With the introduction of CFTR modulator drugs into clinical practice, novel models and assays using patient-derived samples (i.e., bronchial, nasal and rectal tissues) have emerged and they provide a translational perspective to assess in vitro drug efficacy and to potentially predict in vivo therapeutic responsiveness. Indeed, such models hold particular relevance in CF not to identify which drug(s) may provide the greatest therapeutic benefits for each individual but also to expand the license of available (and novel) modulator drugs to individuals carrying rare CF genotypes that are responsive. Moreover, a survey demonstrated good acceptance of adults with CF and parents of children with CF to the usage of patient-derived samples for theratyping, and a preference for the least invasive site for tissue harvesting (i.e., nasal cavity rather than lower respiratory tract or rectum) [200].
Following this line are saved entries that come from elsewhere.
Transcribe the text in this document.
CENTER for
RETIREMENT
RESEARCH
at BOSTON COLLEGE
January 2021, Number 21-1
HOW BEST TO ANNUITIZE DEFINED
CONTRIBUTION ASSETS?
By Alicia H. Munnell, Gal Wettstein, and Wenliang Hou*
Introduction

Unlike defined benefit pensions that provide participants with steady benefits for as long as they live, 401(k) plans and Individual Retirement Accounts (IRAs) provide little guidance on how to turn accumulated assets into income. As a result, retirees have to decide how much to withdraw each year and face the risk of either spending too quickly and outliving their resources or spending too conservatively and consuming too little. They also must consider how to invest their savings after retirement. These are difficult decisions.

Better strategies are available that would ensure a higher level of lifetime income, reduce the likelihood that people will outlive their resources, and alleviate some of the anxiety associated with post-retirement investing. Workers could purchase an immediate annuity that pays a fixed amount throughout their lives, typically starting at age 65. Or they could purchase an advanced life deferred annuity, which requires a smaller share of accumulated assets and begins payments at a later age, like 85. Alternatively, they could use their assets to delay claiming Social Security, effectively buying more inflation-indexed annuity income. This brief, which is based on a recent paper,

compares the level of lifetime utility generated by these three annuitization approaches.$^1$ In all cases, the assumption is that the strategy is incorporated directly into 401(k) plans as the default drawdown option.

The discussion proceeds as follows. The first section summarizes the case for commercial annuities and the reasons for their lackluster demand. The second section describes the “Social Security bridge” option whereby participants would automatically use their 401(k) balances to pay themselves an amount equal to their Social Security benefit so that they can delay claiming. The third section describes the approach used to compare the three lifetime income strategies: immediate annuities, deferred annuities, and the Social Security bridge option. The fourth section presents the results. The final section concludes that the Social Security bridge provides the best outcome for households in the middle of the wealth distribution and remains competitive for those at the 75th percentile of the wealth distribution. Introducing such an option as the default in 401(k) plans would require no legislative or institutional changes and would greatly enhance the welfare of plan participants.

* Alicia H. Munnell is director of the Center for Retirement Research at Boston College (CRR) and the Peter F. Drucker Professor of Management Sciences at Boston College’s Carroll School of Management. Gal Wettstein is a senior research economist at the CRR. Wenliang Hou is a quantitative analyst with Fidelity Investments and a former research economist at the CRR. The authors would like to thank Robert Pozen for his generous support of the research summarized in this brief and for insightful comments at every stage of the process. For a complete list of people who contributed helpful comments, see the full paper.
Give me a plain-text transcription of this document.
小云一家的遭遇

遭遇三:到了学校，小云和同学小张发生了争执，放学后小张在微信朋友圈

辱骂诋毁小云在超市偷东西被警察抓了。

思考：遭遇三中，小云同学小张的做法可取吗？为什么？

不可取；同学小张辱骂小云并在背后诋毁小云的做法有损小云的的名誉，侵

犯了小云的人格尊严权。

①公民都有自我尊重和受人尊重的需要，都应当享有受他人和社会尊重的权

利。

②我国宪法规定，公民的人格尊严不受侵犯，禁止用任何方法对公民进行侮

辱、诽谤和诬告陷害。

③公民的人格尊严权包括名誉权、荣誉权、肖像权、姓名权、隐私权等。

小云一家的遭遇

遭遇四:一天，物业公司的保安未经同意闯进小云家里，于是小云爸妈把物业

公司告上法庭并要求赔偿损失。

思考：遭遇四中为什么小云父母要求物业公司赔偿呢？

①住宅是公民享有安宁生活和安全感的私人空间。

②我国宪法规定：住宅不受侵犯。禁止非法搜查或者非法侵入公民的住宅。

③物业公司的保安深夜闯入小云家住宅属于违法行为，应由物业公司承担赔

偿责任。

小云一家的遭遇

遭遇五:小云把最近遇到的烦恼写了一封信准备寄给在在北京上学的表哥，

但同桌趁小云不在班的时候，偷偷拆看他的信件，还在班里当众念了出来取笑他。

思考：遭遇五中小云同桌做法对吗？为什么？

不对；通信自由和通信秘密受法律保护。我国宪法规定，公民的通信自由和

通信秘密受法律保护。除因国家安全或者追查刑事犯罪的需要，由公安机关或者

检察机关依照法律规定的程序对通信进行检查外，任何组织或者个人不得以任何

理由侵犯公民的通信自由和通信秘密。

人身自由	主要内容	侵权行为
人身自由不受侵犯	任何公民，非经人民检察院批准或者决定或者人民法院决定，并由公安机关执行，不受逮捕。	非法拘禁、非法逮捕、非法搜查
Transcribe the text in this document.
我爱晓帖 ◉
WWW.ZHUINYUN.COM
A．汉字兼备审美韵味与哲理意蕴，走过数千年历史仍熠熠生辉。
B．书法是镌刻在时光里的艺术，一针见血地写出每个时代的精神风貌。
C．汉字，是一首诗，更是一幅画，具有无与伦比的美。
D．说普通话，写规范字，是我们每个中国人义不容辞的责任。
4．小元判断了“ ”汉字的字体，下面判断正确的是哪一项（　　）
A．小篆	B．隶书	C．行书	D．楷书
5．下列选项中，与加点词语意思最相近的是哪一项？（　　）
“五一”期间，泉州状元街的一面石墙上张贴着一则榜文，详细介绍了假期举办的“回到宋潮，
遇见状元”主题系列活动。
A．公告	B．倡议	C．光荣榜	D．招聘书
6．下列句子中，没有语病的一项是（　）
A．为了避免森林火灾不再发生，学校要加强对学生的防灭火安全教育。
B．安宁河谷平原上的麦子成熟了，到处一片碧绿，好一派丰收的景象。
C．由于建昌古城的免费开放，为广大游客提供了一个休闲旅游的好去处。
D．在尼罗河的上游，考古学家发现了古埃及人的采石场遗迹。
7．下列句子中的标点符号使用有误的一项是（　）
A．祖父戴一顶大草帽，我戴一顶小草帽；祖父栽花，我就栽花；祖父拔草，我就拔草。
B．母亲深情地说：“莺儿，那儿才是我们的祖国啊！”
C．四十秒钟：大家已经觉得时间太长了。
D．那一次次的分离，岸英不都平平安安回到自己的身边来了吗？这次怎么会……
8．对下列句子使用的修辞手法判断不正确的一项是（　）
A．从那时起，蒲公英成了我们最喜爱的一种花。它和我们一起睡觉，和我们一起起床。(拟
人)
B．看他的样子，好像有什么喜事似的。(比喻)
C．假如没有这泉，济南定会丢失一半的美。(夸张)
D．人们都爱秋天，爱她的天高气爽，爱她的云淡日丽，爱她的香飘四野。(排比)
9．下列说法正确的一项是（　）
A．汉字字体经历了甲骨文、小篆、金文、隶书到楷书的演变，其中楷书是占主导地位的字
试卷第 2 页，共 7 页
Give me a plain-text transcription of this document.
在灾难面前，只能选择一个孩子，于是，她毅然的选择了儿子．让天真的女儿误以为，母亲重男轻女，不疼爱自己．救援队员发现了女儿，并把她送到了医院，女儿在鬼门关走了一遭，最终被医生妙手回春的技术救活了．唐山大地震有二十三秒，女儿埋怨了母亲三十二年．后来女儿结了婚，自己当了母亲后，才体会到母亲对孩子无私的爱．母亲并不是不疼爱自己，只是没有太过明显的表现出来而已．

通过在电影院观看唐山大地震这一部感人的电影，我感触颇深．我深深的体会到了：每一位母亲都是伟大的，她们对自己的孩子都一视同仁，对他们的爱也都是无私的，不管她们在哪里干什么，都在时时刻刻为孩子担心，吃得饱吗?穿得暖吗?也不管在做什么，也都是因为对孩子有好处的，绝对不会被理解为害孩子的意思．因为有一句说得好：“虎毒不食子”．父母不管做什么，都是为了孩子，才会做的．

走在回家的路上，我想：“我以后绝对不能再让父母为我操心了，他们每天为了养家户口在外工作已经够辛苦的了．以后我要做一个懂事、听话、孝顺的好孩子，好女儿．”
In order to more closely recapitulate human organ physiology, more advanced models continue to be developed for disease modeling and drug testing. These systems enable to study intercellular communication and incorporate downstream consequences of CFTR dysfunction in the same platform, including inflammation, infection and mucus burden. It is also noteworthy that advanced models, such as iPSCs and organ-on-a-chip systems, require extensive training with specialized research teams in order to ensure an adequate protocol for implementation and standardization. Therefore, it is imperative to develop precise in vitro tools to establish strong correlations between CFTR measurements in these models and clinical features/biomarkers, and to assure that precision medicine will become available for all PwCF.